Well, the war in Iraq is a good case study because Christians have found themselves on varied sides of this issue.  Some Christians as Christians continue to support the decision for war in Iraq because it disposed a tyrant who had presumed the power of God against his people.  Other Christians as Christians continue to argue against the decision for war because they believed it was a premature and unjust exercise of power, and they believed that there were other ways to counter a tyrant. I continue to find myself in among that later group. As many of you know, I went to jail in a non-violent and prayerful protest against this war because I believe preventative wars, such as the war in Iraq, are unjust. I've asked myself many times whether my action was the right one, and I continue to answer that question in the affirmative even though uncertainties remain. For you see, I am not God, and I know I didn't have to tell you that. But it is an important acknowledgement nonetheless. Just as important, the governing authority is not God. All of which is to say that all of us in this country-Christians, non-Christians, Jews, Muslims, governing authorities-are partial and fallible people.
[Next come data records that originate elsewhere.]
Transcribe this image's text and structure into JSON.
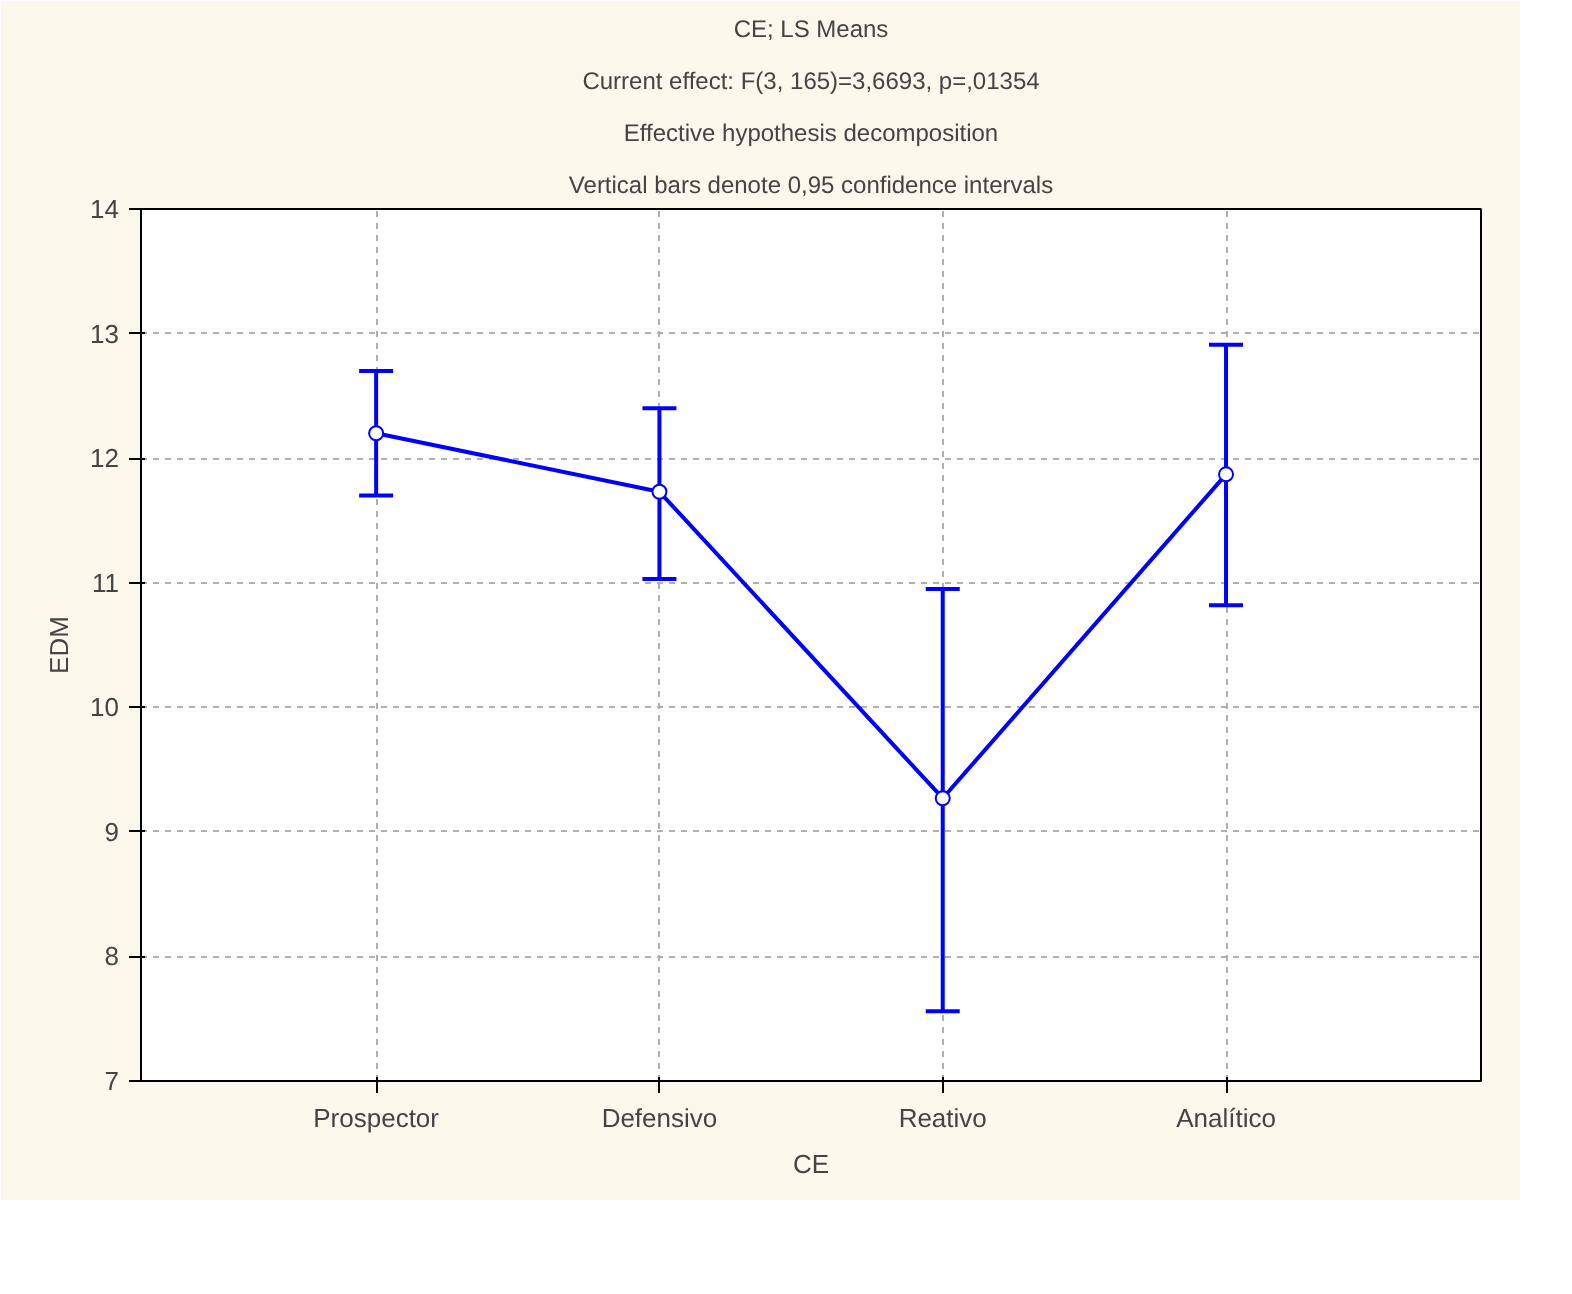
{
  "chart_data": {
    "type": "line",
    "title": "CE; LS Means",
    "subtitle": "Current effect: F(3, 165)=3,6693, p=,01354",
    "annotations": [
      "Effective hypothesis decomposition",
      "Vertical bars denote 0,95 confidence intervals"
    ],
    "xlabel": "CE",
    "ylabel": "EDM",
    "categories": [
      "Prospector",
      "Defensivo",
      "Reativo",
      "Analítico"
    ],
    "series": [
      {
        "color": "#0000ff",
        "values": [
          12.2,
          11.73,
          9.27,
          11.87
        ],
        "errors": [
          [
            11.7,
            12.7
          ],
          [
            11.03,
            12.4
          ],
          [
            7.56,
            10.95
          ],
          [
            10.82,
            12.91
          ]
        ]
      }
    ],
    "ylim": [
      7,
      14
    ],
    "yticks": [
      7,
      8,
      9,
      10,
      11,
      12,
      13,
      14
    ],
    "grid": true,
    "marker": "circle",
    "line_style": "solid"
  }
}
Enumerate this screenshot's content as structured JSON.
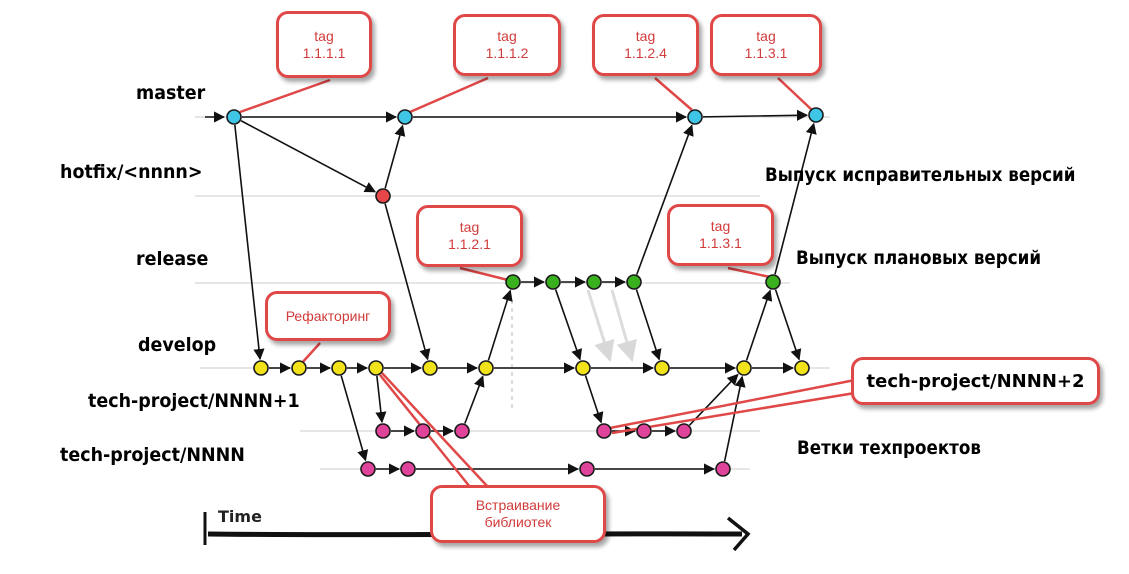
{
  "lanes": {
    "master": "master",
    "hotfix": "hotfix/<nnnn>",
    "release": "release",
    "develop": "develop",
    "tech_plus1": "tech-project/NNNN+1",
    "tech": "tech-project/NNNN"
  },
  "side_labels": {
    "hotfix_release": "Выпуск исправительных версий",
    "planned_release": "Выпуск плановых версий",
    "tech_branches": "Ветки техпроектов"
  },
  "callouts": {
    "tag_1111": {
      "title": "tag",
      "value": "1.1.1.1"
    },
    "tag_1112": {
      "title": "tag",
      "value": "1.1.1.2"
    },
    "tag_1124": {
      "title": "tag",
      "value": "1.1.2.4"
    },
    "tag_1131_master": {
      "title": "tag",
      "value": "1.1.3.1"
    },
    "tag_1121": {
      "title": "tag",
      "value": "1.1.2.1"
    },
    "tag_1131_release": {
      "title": "tag",
      "value": "1.1.3.1"
    },
    "refactoring": "Рефакторинг",
    "libs_line1": "Встраивание",
    "libs_line2": "библиотек",
    "tech_plus2": "tech-project/NNNN+2"
  },
  "time_label": "Time",
  "colors": {
    "master": "#3fc6e6",
    "hotfix": "#e8474a",
    "release": "#3ab01e",
    "develop": "#f2e21a",
    "tech": "#e0449a",
    "callout_border": "#e04848",
    "callout_text": "#d23b3b"
  }
}
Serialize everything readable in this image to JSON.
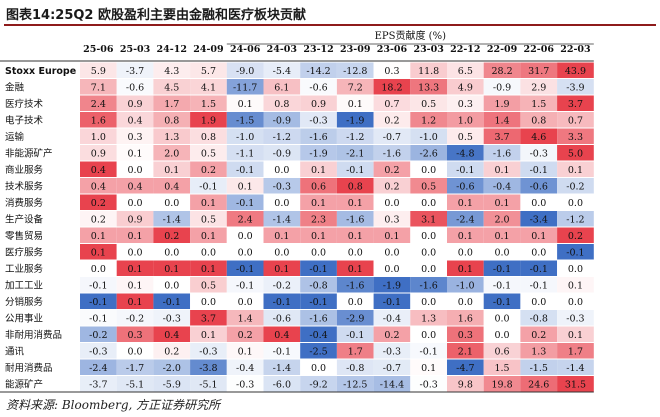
{
  "title": "图表14:25Q2 欧股盈利主要由金融和医疗板块贡献",
  "source": "资料来源: Bloomberg, 方正证券研究所",
  "chart_data": {
    "type": "heatmap",
    "title": "图表14:25Q2 欧股盈利主要由金融和医疗板块贡献",
    "header_label": "EPS贡献度 (%)",
    "columns": [
      "25-06",
      "25-03",
      "24-12",
      "24-09",
      "24-06",
      "24-03",
      "23-12",
      "23-09",
      "23-06",
      "23-03",
      "22-12",
      "22-09",
      "22-06",
      "22-03"
    ],
    "color_scale": {
      "positive": "#e8434e",
      "negative": "#3f6fc4",
      "neutral": "#ffffff"
    },
    "rows": [
      {
        "label": "Stoxx Europe 600:",
        "values": [
          "5.9",
          "-3.7",
          "4.3",
          "5.7",
          "-9.0",
          "-5.4",
          "-14.2",
          "-12.8",
          "0.3",
          "11.8",
          "6.5",
          "28.2",
          "31.7",
          "43.9"
        ]
      },
      {
        "label": "金融",
        "values": [
          "7.1",
          "-0.6",
          "4.5",
          "4.1",
          "-11.7",
          "6.1",
          "-0.6",
          "7.2",
          "18.2",
          "13.3",
          "4.9",
          "-0.9",
          "2.9",
          "-3.9"
        ]
      },
      {
        "label": "医疗技术",
        "values": [
          "2.4",
          "0.9",
          "1.7",
          "1.5",
          "0.1",
          "0.8",
          "0.9",
          "0.1",
          "0.7",
          "0.5",
          "0.3",
          "1.9",
          "1.5",
          "3.7"
        ]
      },
      {
        "label": "电子技术",
        "values": [
          "1.6",
          "0.4",
          "0.8",
          "1.9",
          "-1.5",
          "-0.9",
          "-0.3",
          "-1.9",
          "0.2",
          "1.2",
          "1.0",
          "1.4",
          "0.8",
          "0.7"
        ]
      },
      {
        "label": "运输",
        "values": [
          "1.0",
          "0.3",
          "1.3",
          "0.8",
          "-1.0",
          "-1.2",
          "-1.6",
          "-1.2",
          "-0.7",
          "-1.0",
          "0.5",
          "3.7",
          "4.6",
          "3.3"
        ]
      },
      {
        "label": "非能源矿产",
        "values": [
          "0.9",
          "0.1",
          "2.0",
          "0.5",
          "-1.1",
          "-0.9",
          "-1.9",
          "-2.1",
          "-1.6",
          "-2.6",
          "-4.8",
          "-1.6",
          "-0.3",
          "5.0"
        ]
      },
      {
        "label": "商业服务",
        "values": [
          "0.4",
          "0.0",
          "0.1",
          "0.2",
          "-0.1",
          "0.0",
          "0.1",
          "-0.1",
          "0.2",
          "0.0",
          "-0.1",
          "0.1",
          "-0.1",
          "0.1"
        ]
      },
      {
        "label": "技术服务",
        "values": [
          "0.4",
          "0.4",
          "0.4",
          "-0.1",
          "0.1",
          "-0.3",
          "0.6",
          "0.8",
          "0.2",
          "0.5",
          "-0.6",
          "-0.4",
          "-0.6",
          "-0.2"
        ]
      },
      {
        "label": "消费服务",
        "values": [
          "0.2",
          "0.0",
          "0.0",
          "0.1",
          "-0.1",
          "0.0",
          "0.1",
          "0.1",
          "0.0",
          "0.0",
          "0.1",
          "0.1",
          "0.0",
          "0.0"
        ]
      },
      {
        "label": "生产设备",
        "values": [
          "0.2",
          "0.9",
          "-1.4",
          "0.5",
          "2.4",
          "-1.4",
          "2.3",
          "-1.6",
          "0.3",
          "3.1",
          "-2.4",
          "2.0",
          "-3.4",
          "-1.2"
        ]
      },
      {
        "label": "零售贸易",
        "values": [
          "0.1",
          "0.1",
          "0.2",
          "0.1",
          "0.0",
          "0.1",
          "0.1",
          "0.1",
          "0.1",
          "0.0",
          "0.1",
          "0.1",
          "0.1",
          "0.2"
        ]
      },
      {
        "label": "医疗服务",
        "values": [
          "0.1",
          "0.0",
          "0.0",
          "0.0",
          "0.0",
          "0.0",
          "0.0",
          "0.0",
          "0.0",
          "0.0",
          "0.0",
          "0.0",
          "0.0",
          "-0.1"
        ]
      },
      {
        "label": "工业服务",
        "values": [
          "0.0",
          "0.1",
          "0.1",
          "0.1",
          "-0.1",
          "0.1",
          "-0.1",
          "0.1",
          "0.0",
          "0.0",
          "0.1",
          "-0.1",
          "-0.1",
          "0.0"
        ]
      },
      {
        "label": "加工工业",
        "values": [
          "-0.1",
          "0.1",
          "0.0",
          "0.5",
          "-0.1",
          "-0.2",
          "-0.8",
          "-1.6",
          "-1.9",
          "-1.6",
          "-1.0",
          "-0.1",
          "-0.1",
          "0.1"
        ]
      },
      {
        "label": "分销服务",
        "values": [
          "-0.1",
          "0.1",
          "-0.1",
          "0.0",
          "0.0",
          "-0.1",
          "-0.1",
          "0.0",
          "-0.1",
          "0.0",
          "0.0",
          "-0.1",
          "0.0",
          "0.0"
        ]
      },
      {
        "label": "公用事业",
        "values": [
          "-0.1",
          "-0.2",
          "-0.3",
          "3.7",
          "1.4",
          "-0.6",
          "-1.6",
          "-2.9",
          "-0.4",
          "1.3",
          "1.6",
          "0.0",
          "-0.8",
          "-0.3"
        ]
      },
      {
        "label": "非耐用消费品",
        "values": [
          "-0.2",
          "0.3",
          "0.4",
          "0.1",
          "0.2",
          "0.4",
          "-0.4",
          "-0.1",
          "0.2",
          "0.0",
          "0.3",
          "0.0",
          "0.2",
          "0.1"
        ]
      },
      {
        "label": "通讯",
        "values": [
          "-0.3",
          "0.0",
          "0.2",
          "-0.3",
          "0.1",
          "-0.1",
          "-2.5",
          "1.7",
          "-0.3",
          "-0.1",
          "2.1",
          "0.6",
          "1.3",
          "1.7"
        ]
      },
      {
        "label": "耐用消费品",
        "values": [
          "-2.4",
          "-1.7",
          "-2.0",
          "-3.8",
          "-0.4",
          "-1.4",
          "0.0",
          "-0.8",
          "-0.7",
          "0.1",
          "-4.7",
          "1.5",
          "-1.5",
          "-1.4"
        ]
      },
      {
        "label": "能源矿产",
        "values": [
          "-3.7",
          "-5.1",
          "-5.9",
          "-5.1",
          "-0.3",
          "-6.0",
          "-9.2",
          "-12.5",
          "-14.4",
          "-0.3",
          "9.8",
          "19.8",
          "24.6",
          "31.5"
        ]
      }
    ]
  }
}
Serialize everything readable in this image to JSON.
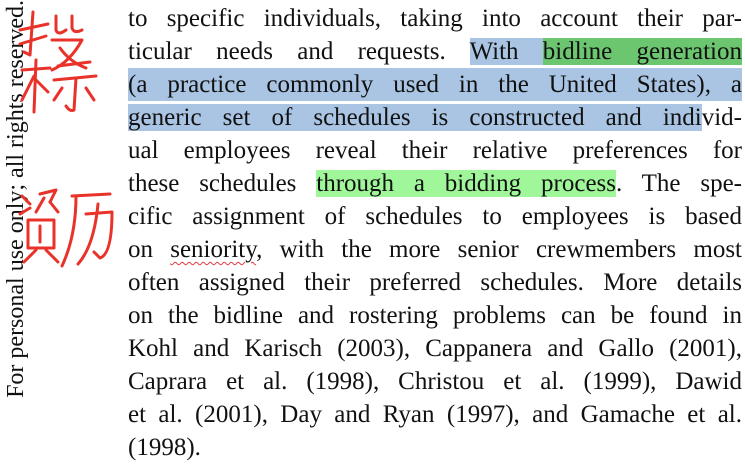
{
  "margin_note": "For personal use only; all rights reserved.",
  "annotations": {
    "top_note": "投标",
    "bottom_note": "资历",
    "ink_color": "#e8322a"
  },
  "paragraph": {
    "lines": [
      [
        "to specific individuals, taking into account their par-"
      ],
      [
        "ticular needs and requests. ",
        "With ",
        "bidline generation"
      ],
      [
        "(a practice commonly used in the United States), a"
      ],
      [
        "generic set of schedules is constructed and indi",
        "vid-"
      ],
      [
        "ual employees reveal their relative preferences for"
      ],
      [
        "these schedules ",
        "through a bidding process",
        ". The spe-"
      ],
      [
        "cific assignment of schedules to employees is based"
      ],
      [
        "on ",
        "seniority",
        ", with the more senior crewmembers most"
      ],
      [
        "often assigned their preferred schedules. More details"
      ],
      [
        "on the bidline and rostering problems can be found in"
      ],
      [
        "Kohl and Karisch (2003), Cappanera and Gallo (2001),"
      ],
      [
        "Caprara et al. (1998), Christou et al. (1999), Dawid"
      ],
      [
        "et al. (2001), Day and Ryan (1997), and Gamache et al."
      ],
      [
        "(1998)."
      ]
    ]
  },
  "highlight_colors": {
    "blue": "#a9c5e3",
    "green": "#6cc56f",
    "lime": "#9ff79a",
    "squiggle": "#e0393e"
  }
}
So what do you do after you've finally made such an important acknowledgment?  Well, Michael Walzer, a political theorist who likewise acknowledges the partial and fallible character of every individual and community, says that nonetheless we "can acknowledge each other's different ways, respond to each other's cries for help, learn from each other, and march (sometimes) in each other's parades." 2  The parade possibility, it seems to me, is an intriguing ground from which Presbyterians can move into the public square to promote good and to counter evil. Indeed, the parade possibility could be a critical symbol for our public life in that even though we are a people of a particular covenant that began with Abraham and Sarah and extends to us through Jesus, we also affirm that our particular covenant is a part of a larger and inclusive covenant-for Jews, it is the one God made with Noah; for Presbyterians, it is the one God made with Adam -which means we are in covenant relation with all humankind. So the possibility of walking in one another's parades is not simply a nice thing to do, it is our calling. We need each other! Then how do we as Presbyterian put the parade possibility into practice?  We do so by making sure that our table is large, and relevant people are invited to it, like Jews who might disagree with us when we single out Israel for divestiture. 

Later in the service, communion vessels from around the world will be placed on this table in honor of World Communion Sunday, and among those vessels are ones from Palestine and Israel. It is our hope that these vessels can become symbols of our commitment to peace in that fragile part of the world, and that we might be invited to one another's table on the hope of marching in one another's parades. 

 
             
  Gold Divider Rule
  Dr. Roger J. Gench is currently serving as the pastor of The New York Avenue Presbyterian Church in Washington, D.C.   
             
 
  Footnotes
  1. Horrific acts of violence and deadly attacks on innocent people, whether carried out by Palestinian "suicide bombers" or by the Israeli military, are abhorrent and inexcusable by all measures, and are a dead-end alternative to a negotiated settlement of the conflict. The United States needs, now more than ever, to become an honest, even handed-broker for peace, and should review its approach to the problem, allowing more room for the  meaningful  participation of other members of the U.N.-designated "Quartet" (the US, Russia, Germany, and France) and others. (Minutes, Part I, 2004, p. 65)
  2. Quoted in Eric Mount, "Covenant, Community, and the Common Good," p. 18.